The 50th Expeditionary Signal Battalion is a United States Army unit which is part of the 35th Signal Brigade located at Fort Bragg, North Carolina. The 
Brigade's mission is to provide worldwide contingency, force projection, forced-entry signal support to  the XVIII Airborne Corps for power-projection operations during war and operations other than war.

In 2018, 50th Expeditionary Signal Battalion-Enhanced  (50th ESB-E), 35th Theater Tactical Signal Brigade is serving as the ESB-E pilot unit. 50th ESB-E supports the XVIII Airborne Corps. Potentially this ESB-E will provide capabilities that are scalable, from small units  (forcible-entry alongside paratrooper jumps), to larger, mature operations, as an expeditionary force keeps growing on the ground.

History
The 50th has been supporting the needs of the Army for 114 years, longer than any other active-duty signal unit. With missions ranging from underwater cabling to disaster relief home and abroad to convoy security, to peacekeeping, the 50th Signal Battalion has seen it all.

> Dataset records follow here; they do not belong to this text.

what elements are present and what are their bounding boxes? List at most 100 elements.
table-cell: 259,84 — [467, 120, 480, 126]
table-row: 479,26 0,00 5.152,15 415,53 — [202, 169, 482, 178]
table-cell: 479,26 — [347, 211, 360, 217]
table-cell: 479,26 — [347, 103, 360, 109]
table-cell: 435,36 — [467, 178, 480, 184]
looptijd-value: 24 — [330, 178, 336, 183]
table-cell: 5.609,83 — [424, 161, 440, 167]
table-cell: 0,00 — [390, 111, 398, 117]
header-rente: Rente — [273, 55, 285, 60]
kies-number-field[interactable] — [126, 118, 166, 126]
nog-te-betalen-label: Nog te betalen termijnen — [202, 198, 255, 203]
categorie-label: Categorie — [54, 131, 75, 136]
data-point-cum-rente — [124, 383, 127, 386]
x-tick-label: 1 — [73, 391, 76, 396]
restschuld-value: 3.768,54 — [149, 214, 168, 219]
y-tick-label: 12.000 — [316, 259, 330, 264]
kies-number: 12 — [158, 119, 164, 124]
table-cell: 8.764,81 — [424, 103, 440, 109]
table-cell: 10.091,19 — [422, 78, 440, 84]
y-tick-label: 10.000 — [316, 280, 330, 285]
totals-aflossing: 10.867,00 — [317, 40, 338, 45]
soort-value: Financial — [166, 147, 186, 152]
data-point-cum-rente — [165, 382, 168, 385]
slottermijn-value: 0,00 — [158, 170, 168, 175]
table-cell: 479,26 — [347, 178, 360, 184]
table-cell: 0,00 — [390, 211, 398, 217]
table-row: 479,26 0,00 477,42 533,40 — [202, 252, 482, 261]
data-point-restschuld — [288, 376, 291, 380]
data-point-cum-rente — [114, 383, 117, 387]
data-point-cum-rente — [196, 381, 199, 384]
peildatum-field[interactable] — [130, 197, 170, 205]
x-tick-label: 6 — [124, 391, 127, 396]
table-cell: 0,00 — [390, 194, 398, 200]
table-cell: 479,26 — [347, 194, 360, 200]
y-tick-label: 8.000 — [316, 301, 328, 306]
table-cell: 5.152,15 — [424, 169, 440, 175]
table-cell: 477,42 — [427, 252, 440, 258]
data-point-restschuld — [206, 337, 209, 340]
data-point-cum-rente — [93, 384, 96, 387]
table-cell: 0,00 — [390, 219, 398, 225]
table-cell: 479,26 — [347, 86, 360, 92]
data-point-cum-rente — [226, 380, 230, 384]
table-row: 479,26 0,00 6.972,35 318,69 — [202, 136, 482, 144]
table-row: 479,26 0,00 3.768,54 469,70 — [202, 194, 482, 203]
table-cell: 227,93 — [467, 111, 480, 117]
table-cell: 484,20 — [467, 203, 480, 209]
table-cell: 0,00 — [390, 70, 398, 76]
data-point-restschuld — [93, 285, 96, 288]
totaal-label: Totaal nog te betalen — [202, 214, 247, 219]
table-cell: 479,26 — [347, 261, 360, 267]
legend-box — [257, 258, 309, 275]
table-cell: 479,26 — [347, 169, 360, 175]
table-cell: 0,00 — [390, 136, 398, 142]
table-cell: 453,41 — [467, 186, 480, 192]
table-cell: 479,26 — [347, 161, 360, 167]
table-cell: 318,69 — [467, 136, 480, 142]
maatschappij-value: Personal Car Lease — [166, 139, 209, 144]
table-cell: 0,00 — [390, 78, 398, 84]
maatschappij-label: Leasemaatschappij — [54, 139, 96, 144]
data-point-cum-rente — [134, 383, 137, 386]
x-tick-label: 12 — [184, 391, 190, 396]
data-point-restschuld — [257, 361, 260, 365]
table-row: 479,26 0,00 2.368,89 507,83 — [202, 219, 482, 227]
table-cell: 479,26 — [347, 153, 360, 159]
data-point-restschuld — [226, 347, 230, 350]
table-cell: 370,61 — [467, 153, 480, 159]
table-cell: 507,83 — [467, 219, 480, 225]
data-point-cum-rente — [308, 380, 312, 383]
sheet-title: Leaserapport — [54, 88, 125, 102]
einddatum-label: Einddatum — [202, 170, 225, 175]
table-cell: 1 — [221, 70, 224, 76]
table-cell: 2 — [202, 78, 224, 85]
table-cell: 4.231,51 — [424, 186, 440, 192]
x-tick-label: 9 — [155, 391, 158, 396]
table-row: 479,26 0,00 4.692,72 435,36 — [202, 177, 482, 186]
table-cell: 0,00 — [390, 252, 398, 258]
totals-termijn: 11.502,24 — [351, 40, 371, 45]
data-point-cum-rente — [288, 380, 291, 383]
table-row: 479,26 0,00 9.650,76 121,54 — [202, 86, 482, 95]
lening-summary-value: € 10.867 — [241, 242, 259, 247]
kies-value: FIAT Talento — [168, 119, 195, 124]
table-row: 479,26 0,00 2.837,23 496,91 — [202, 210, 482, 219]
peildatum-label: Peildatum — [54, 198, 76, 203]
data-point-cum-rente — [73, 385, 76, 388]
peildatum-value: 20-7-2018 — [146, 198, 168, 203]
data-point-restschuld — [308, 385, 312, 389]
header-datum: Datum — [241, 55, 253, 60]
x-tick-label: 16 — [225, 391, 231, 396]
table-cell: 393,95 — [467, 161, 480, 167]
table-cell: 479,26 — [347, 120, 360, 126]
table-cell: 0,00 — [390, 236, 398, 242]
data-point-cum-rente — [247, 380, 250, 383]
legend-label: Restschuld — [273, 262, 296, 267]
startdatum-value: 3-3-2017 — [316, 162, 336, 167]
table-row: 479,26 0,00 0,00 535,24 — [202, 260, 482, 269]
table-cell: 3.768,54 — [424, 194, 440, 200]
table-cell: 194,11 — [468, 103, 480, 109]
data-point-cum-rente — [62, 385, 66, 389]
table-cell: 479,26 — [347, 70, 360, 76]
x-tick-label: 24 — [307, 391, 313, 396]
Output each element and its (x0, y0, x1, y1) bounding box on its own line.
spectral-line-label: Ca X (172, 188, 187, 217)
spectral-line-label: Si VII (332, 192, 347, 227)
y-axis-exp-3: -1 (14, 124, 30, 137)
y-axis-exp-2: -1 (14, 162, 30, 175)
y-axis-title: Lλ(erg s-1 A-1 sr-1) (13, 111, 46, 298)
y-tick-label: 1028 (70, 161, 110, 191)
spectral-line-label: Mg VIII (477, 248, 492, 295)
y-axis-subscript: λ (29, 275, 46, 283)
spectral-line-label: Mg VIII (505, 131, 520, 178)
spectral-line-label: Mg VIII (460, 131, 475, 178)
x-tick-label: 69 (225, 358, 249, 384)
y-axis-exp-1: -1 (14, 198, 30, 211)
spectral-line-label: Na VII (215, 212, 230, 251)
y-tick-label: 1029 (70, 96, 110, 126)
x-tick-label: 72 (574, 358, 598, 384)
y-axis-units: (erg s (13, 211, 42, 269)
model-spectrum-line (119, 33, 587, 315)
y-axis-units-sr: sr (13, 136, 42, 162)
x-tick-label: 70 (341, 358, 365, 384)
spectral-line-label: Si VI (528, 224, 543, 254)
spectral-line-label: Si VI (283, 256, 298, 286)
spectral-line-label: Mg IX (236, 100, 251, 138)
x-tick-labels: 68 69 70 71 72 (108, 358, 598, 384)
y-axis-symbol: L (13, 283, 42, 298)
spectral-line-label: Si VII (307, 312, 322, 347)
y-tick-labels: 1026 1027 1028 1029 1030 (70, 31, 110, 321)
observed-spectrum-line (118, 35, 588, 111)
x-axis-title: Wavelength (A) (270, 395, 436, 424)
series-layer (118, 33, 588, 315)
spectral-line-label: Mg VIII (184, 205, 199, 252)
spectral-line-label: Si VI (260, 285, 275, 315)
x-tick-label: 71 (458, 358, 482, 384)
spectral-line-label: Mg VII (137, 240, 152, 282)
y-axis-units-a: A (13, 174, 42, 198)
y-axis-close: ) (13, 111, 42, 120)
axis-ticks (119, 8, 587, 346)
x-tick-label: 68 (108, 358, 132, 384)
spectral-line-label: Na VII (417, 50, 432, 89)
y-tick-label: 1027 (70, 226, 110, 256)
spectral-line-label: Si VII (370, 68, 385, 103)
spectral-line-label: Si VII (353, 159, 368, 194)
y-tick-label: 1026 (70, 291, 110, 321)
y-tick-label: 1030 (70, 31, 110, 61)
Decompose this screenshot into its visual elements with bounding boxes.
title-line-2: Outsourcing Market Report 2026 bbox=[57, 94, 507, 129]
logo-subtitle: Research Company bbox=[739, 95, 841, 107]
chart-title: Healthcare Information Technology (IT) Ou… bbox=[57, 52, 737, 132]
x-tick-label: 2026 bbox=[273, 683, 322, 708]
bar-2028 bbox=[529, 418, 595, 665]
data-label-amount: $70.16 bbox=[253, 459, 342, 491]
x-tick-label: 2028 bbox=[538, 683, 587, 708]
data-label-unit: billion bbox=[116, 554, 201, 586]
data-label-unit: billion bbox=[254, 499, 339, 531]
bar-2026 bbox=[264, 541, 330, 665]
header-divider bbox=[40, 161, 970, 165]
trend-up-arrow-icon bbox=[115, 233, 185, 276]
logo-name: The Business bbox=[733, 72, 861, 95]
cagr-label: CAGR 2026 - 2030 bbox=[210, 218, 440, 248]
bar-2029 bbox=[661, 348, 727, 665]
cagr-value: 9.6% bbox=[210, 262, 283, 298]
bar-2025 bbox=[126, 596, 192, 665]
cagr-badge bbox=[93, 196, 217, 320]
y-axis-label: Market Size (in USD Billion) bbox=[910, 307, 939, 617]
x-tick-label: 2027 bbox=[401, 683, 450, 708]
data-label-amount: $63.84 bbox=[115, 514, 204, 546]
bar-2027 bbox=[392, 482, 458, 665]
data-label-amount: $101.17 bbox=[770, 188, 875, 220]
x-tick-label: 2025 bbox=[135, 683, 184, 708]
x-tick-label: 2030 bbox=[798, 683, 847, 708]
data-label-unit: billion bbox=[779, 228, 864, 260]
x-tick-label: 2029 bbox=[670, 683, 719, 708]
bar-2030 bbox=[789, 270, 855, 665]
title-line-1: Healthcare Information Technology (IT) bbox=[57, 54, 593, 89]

The unit has served with distinction in the Philippines, Japan, Iceland, France, Germany, Iraq, Afghanistan, Liberia, Somalia, Dominican Republic, Grenada, Panama, Jamaica, and Honduras. The 50th stormed the beaches at Normandy and led from the front in Desert Storm. It was the first and only Airborne Signal Battalion when it joined the XVIII Airborne Corps in the 1950s, though the airborne tab was dropped as a part of force modularity in 2006.